Lourenço JS, Maylor EA. Int. J. Environ. Res. Public Health 2015; 12(6): 6523-6541.

Affiliation

Department of Psychology, University of Warwick, Coventry CV4 7AL, UK. e.a.maylor@warwick.ac.uk.

Copyright

(Copyright © 2015, MDPI: Multidisciplinary Digital Publishing Institute)

DOI

10.3390/ijerph120606523

PMID

26067988

Abstract

Evidence is accumulating to show that age-related increases in susceptibility to distracting information can benefit older more than young adults in several cognitive tasks. Here we focus on prospective memory (i.e., remembering to carry out future intentions) and examine the effect of presenting distracting information that is intention-related as a function of age. Young and older adults performed an ongoing 1-back working memory task to a rapid stream of pictures superimposed with to-be-ignored letter strings. Participants were additionally instructed to respond to target pictures (namely, animals) and, for half of the participants, some strings prior to the targets were intention-related words (i.e., animals).

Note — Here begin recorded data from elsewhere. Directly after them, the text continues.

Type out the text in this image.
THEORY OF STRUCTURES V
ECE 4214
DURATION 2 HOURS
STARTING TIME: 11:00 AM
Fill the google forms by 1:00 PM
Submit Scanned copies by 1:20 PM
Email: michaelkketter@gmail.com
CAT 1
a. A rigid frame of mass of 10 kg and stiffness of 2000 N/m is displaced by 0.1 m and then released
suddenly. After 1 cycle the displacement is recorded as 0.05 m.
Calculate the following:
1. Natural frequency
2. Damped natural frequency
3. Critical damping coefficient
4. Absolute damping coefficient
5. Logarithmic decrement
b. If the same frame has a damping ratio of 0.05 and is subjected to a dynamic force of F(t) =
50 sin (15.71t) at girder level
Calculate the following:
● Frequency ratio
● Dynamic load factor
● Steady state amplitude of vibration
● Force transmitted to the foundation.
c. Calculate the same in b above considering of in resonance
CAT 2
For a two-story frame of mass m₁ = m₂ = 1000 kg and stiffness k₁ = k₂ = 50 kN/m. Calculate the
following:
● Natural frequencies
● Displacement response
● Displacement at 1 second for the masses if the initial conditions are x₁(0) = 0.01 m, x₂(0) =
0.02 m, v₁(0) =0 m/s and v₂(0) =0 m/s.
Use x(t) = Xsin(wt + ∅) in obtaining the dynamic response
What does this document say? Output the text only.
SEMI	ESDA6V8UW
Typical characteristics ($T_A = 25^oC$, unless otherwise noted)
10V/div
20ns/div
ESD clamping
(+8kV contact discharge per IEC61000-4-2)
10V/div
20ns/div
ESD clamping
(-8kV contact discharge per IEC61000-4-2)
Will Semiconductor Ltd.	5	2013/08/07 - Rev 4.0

RESULTS showed that presenting intention-related distracting information during the ongoing task was particularly advantageous for target detection in older compared to young adults. Moreover, a prospective memory benefit was observed even for older adults who showed no explicit memory for the target distracter words. We speculate that intention-related distracter information enhanced the accessibility of the prospective memory task and suggest that when distracting information holds relevance to intentions it can serve a compensatory role in prospective remembering in older adults.